Serum samples were tested for anti-SARS-CoV-2 immunoglobulin G (IgG) antibodies using a chemiluminescent microparticle immunoassay (CMIA) on the iFlash 3000 automated analyzer (Shenzhen Yahuilong Biotechnology Co., Ltd.) with the iFlash SARS-CoV-2 IgG kit (Cat. No. C86095G). This assay uses magnetic beads coated with a combination of recombinant nucleocapsid (N) and spike (S) proteins to improve detection sensitivity. According to the manufacturer, the assay demonstrates 90% sensitivity and 95% specificity. IgG concentrations were quantified in arbitrary units per milliliter (AU/mL), derived from a calibration curve based on relative luminescence units (RLU). A cut-off value of 10 AU/mL was established based on receiver operating characteristic (ROC) curve analysis (AUC > 0.9), with values ≥10 AU/mL classified as seropositive and those below as seronegative.

To enhance the comparability of our IgG threshold with international studies, we referenced the established correlation between CMIA-detected anti-S (N+S) IgG and pseudovirus neutralization test (PVNT50) titers. Based on published data from Chinese populations receiving inactivated vaccines (4, 5, 9) and our own correlation analysis (r = 0.87, Supplementary Table S2) using a subset of samples (n=100) validated by a third-party laboratory (National Institute for Viral Disease Control and Prevention, China), we applied the conversion formula: PVNT50 = 0.31 × IgG (AU/mL)^0.42 (R² = 0.76) (5).

Statistical analyses

All data were double-entered into EpiData 3.1 to ensure accuracy and subsequently analyzed using Microsoft Excel 2010, SPSS 27.0, and R software (v4.5.1). Anti-SARS-CoV-2 IgG levels were non-normally distributed and were summarized as median and interquartile range (IQR). Group comparisons employed the Wilcoxon rank-sum test for continuous variables and Chi-square test for categorical variables, as appropriate.

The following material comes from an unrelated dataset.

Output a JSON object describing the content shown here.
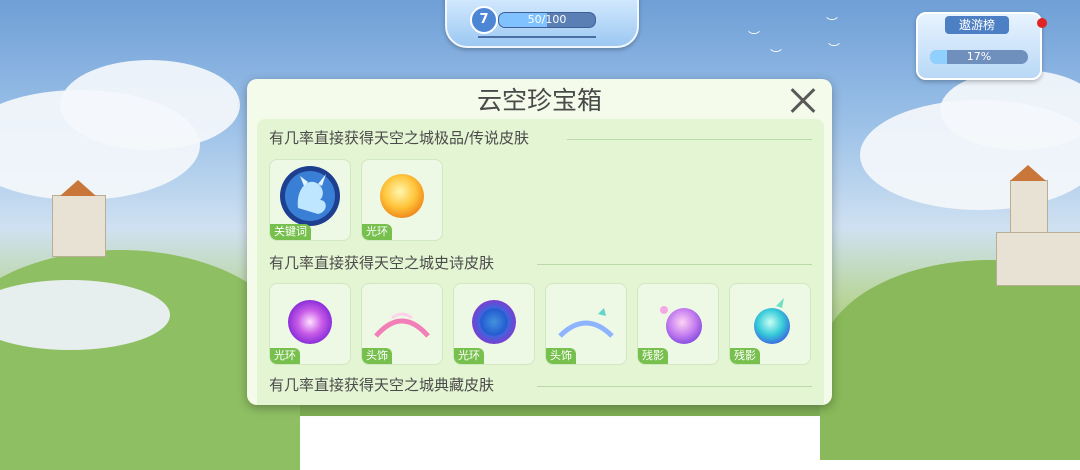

Linear mixed-effects model (LMM) was fitted with participant random intercepts to assess short-term antibody dynamics. Fixed effects included: (1) demographic factors: age (continuous, per year), sex (male/female); (2) immunological factors: vaccination status (five categories as defined in Table 1), prior infection status (uninfected/infected), reinfection status (unreinfected/reinfected); (3) temporal factors: survey timepoint (February/May); (4) potential confounders: comorbidity status (presence/absence of hypertension, diabetes, or chronic respiratory diseases), time since last infection (continuous, months), and time since last vaccination (continuous, months).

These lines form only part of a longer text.